Afrikalı gençler Fransa’yı değişime zorluyor

dunyadan

Global Mod
Global Mod
Afrikalı gençler Fransa’yı değişime zorluyor
Fransa’nın Akdeniz kıyısındaki Montpellier kentinde 7-9 Ekim’de düzenlenen etkinliğe, adında “zirve” ifadesi geçmesine karşın Fransa Cumhurbaşkanı Emmanuel Macron dışında hiç bir lider katılmadı. Fransa, kıta ile ilişkilerinde belki de dönüm noktası sayılabilecek bu zirveyi, sorun yaşadığı kimi liderler ya da kendi halkları tarafınca “diktatörlükle” suçlanan bazı Afrikalı liderler yerine, kıtadan gençlerle yapmaya karar verdi. Yaklaşık 1,2 milyar nüfusa sahip Afrika kıtasında yaş ortalamasının 19,7 olduğu -yani kıta nüfusunun yarısının (takriben 600 milyon) 20 yaş civarında olduğu- hesaba katıldığında, bu sonucun gayet yerinde olduğu söylenebilir. Ancak bu zirvenin tek motivasyonunu demografik gerekçelere bağlamak da haksızlık olur.

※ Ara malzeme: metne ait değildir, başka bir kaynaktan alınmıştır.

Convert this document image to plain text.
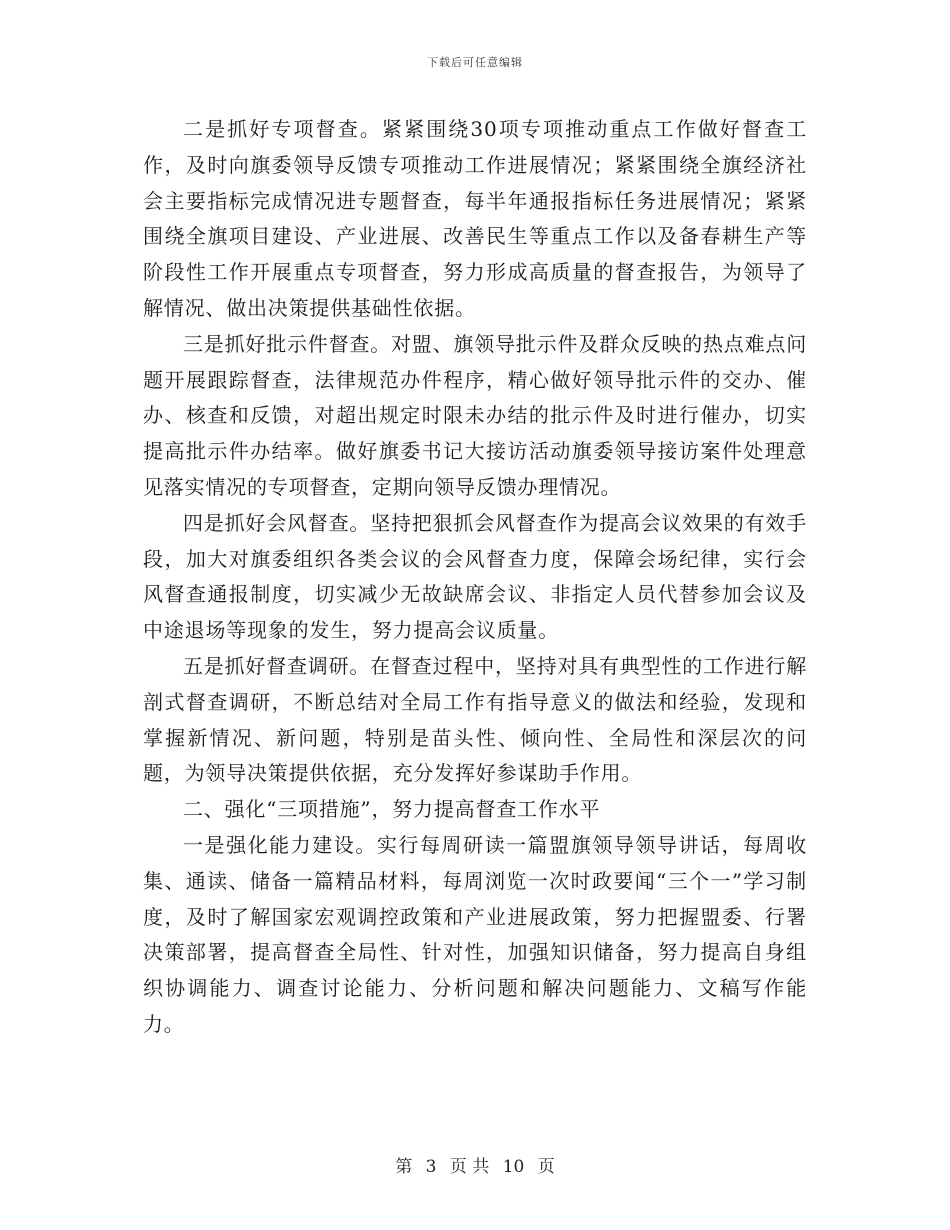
下载后可任意编辑

二是抓好专项督查。紧紧围绕30项专项推动重点工作做好督查工作，及时向旗委领导反馈专项推动工作进展情况；紧紧围绕全旗经济社会主要指标完成情况进专题督查，每半年通报指标任务进展情况；紧紧围绕全旗项目建设、产业进展、改善民生等重点工作以及备春耕生产等阶段性工作开展重点专项督查，努力形成高质量的督查报告，为领导了解情况、做出决策提供基础性依据。

三是抓好批示件督查。对盟、旗领导批示件及群众反映的热点难点问题开展跟踪督查，法律规范办件程序，精心做好领导批示件的交办、催办、核查和反馈，对超出规定时限未办结的批示件及时进行催办，切实提高批示件办结率。做好旗委书记大接访活动旗委领导接访案件处理意见落实情况的专项督查，定期向领导反馈办理情况。

四是抓好会风督查。坚持把狠抓会风督查作为提高会议效果的有效手段，加大对旗委组织各类会议的会风督查力度，保障会场纪律，实行会风督查通报制度，切实减少无故缺席会议、非指定人员代替参加会议及中途退场等现象的发生，努力提高会议质量。

五是抓好督查调研。在督查过程中，坚持对具有典型性的工作进行解剖式督查调研，不断总结对全局工作有指导意义的做法和经验，发现和掌握新情况、新问题，特别是苗头性、倾向性、全局性和深层次的问题，为领导决策提供依据，充分发挥好参谋助手作用。

二、强化“三项措施”，努力提高督查工作水平

一是强化能力建设。实行每周研读一篇盟旗领导领导讲话，每周收集、通读、储备一篇精品材料，每周浏览一次时政要闻“三个一”学习制度，及时了解国家宏观调控政策和产业进展政策，努力把握盟委、行署决策部署，提高督查全局性、针对性，加强知识储备，努力提高自身组织协调能力、调查讨论能力、分析问题和解决问题能力、文稿写作能力。

第 3 页 共 10 页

Fransa’nın Afrika’da yeni bir sayfa açma niyeti, ilk kez, Macron’un 2017’de Burkina Faso’daki Ouagadougou Üniversitesi’nde 800 öğrencinin karşısında yaptığı konuşmada ortaya çıktı. Macron, üniversitedeki konuşmasında, Afrika gençliğini dinlemek istediğinin altını çizerek, kıta ile yeni bir ilişki geliştirme arzusunu ifade etmişti. Spontane biçimde öğrencilerin sorularını yanıtlayan Macron, zaman zaman gençler tarafınca eleştirilse de günün sonunda “Afrika’da yeni sayfa” söylemini destekler bir tablo ortaya çıkardı. Karşıtları ya da rakipleriyle birebir iletişim kurmaktan kaçınmayan Macron, ilk seçildiği yıl bir üniversite amfisinde ilk kez denediği bu filtresiz diyalog şeklini, nazaranv süresinin bitmesine az bir müddet kala bu sefer geniş katılımlı bir zirveye taşıdı. Sadece eski sömürgelerden değil kıtadaki 54 ülkeden gençlerin ve sivil toplum örgütlerinin yer aldığı lidersiz Afrika zirvesi, hem gençlere kendilerini ifade şansı aynı zamanda Paris yönetimine kıtada nasıl algılandığını görme imkanı tanıdı.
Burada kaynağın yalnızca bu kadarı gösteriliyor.